Merci pour tes articles qui me font rebondir, réfléchir, rebondir ..
Gourou.
Bonjour,
En rapport avec l’argument traité, il y a sur Many2Many un billet intéressant, en anglais, sur le coût par influence.
J-M
Et si le modèle économique des communautés reposait sur l’abonnement à terme?
Un moteur de recherche suffisamment intelligent pour me proposer une revue de presse des articles que je recherche pour l’instant à la main dans les flux RSS des sites que je connais ça pourrait justifier un paiement (et ça serait sans doute moins cher que l’abonnement à Libé ou LeMonde). Wikio est un bon exemple de ce genre, mais le lien sponsorisé entre en concurrence avec celui des sources: wikio est un index, le lien sponsorisé n’est-il pas plus efficace sur ces sources elles-mêmes?

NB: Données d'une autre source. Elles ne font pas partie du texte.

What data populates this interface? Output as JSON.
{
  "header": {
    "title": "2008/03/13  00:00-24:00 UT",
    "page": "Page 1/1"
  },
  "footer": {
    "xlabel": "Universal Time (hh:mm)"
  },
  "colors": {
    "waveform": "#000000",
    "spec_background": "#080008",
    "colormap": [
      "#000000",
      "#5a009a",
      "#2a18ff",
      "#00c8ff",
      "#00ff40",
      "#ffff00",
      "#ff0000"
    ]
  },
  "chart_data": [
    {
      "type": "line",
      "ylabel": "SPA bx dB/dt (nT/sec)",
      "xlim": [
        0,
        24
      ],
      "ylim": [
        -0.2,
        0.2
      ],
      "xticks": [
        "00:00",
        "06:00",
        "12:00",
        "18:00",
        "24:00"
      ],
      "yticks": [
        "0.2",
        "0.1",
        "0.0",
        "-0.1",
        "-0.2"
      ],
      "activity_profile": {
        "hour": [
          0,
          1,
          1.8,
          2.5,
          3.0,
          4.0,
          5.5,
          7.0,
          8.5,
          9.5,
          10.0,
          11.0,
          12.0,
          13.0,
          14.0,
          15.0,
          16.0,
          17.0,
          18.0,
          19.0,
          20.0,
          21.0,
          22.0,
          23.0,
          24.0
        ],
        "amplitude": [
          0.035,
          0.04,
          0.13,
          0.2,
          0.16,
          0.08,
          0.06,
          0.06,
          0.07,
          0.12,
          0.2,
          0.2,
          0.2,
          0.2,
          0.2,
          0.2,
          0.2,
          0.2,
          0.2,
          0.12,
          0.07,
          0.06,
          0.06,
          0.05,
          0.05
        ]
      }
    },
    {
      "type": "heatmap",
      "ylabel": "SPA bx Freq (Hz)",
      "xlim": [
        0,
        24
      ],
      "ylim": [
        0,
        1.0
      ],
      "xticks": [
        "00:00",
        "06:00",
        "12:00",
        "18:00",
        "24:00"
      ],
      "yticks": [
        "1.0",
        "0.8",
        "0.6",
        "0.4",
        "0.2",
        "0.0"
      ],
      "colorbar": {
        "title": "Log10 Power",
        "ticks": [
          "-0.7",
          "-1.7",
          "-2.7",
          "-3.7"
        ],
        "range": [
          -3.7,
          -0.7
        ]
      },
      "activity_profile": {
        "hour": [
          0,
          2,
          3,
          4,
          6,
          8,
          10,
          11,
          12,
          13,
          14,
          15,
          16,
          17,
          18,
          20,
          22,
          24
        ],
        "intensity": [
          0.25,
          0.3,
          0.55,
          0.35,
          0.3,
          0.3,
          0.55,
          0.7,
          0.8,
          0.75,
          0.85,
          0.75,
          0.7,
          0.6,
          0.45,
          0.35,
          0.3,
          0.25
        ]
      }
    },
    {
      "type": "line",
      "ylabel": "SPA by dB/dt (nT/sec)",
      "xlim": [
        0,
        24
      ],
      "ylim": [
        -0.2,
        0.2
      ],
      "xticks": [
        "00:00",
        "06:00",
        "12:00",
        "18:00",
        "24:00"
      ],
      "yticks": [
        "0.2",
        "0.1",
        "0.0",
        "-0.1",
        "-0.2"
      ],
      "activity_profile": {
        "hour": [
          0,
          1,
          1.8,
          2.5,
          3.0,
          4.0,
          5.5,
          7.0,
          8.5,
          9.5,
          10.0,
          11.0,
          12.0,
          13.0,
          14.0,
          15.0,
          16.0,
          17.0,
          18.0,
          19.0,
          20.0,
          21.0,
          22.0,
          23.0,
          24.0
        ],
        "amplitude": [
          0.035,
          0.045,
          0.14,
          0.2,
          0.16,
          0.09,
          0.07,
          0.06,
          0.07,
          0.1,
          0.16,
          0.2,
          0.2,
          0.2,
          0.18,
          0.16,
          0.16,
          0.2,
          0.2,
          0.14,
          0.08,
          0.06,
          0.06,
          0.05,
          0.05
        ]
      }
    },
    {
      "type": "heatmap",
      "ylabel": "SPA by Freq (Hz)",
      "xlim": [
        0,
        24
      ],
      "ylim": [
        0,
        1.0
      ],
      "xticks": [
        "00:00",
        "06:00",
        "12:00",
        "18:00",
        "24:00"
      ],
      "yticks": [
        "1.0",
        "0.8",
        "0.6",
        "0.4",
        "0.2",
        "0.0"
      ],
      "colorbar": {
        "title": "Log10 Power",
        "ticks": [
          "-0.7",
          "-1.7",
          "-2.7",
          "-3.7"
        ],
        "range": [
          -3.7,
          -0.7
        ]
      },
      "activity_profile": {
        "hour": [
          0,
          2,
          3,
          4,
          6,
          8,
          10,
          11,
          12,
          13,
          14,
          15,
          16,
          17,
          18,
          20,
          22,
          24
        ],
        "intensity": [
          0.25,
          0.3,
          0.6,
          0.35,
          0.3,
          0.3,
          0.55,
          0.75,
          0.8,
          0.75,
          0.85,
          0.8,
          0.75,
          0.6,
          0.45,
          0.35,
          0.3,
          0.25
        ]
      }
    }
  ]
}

La même interrogation se pose pour les sites d’experts: quel intérêt pour les experts à répondre gratuitement (ou pour la gloire) à des questions pointues?
Le seul exemple que j’ai vu fonctionner correctement est proz.com pour les traducteurs: en répondant aux questions de ses collègues, le spécialiste peut se forger une réputation et démontrer sa maîtrise de certains domaines, ce qui lui permet d’obtenir des contrats et donc de rentabiliser son abonnement au site qui lui permet d’avoir une présence bien indexée sur le web sur une place de marché fréquentée par ses clients potentiels.
Mais sur yahoo answers quel est l’intérêt économique des experts qui répondent?
A la fin des annees 90, lorsque Free a demarre, le principal n’etait pas de monetiser mais de prendre position et developper l’audience … puis est venue la Freebox … et le succes financier que l’on connait aujourd’hui ….
Le 2.0 est monetisable bcp plus rapidement … cf Basecamp (pour l’exemple) qui vend l’usage de sa plateforme mais aussi myspace pour le super exemple qui s’est vendu et qui monetise aujourd’hui une audience colossale.
Je crois que le web communautaire est parfaitement monetisable aussi rapidement que les operateurs prendront conscience de la proximité qu’ils peuvent développer avec leurs communautés a travers ces outils et des avantages que cela leur procure
Très bonne analyse. Merci Olivier.
Ceci dit, dans ce post, tu parles essentiellement des pointures du web 2.0. Celles-ci ont les moyens de lancer des projets d’envergure sans penser rentabilité à court terme.
Maintenant je pense aussi que l’une des caractéristiques de la plupart des projets/services web 2.0 est le coût de setup ridiculement faible (1 ou 2 cerveaux, 1 ordi, 1 serveur, qq euros et pas mal d’énergie suffisent au départ).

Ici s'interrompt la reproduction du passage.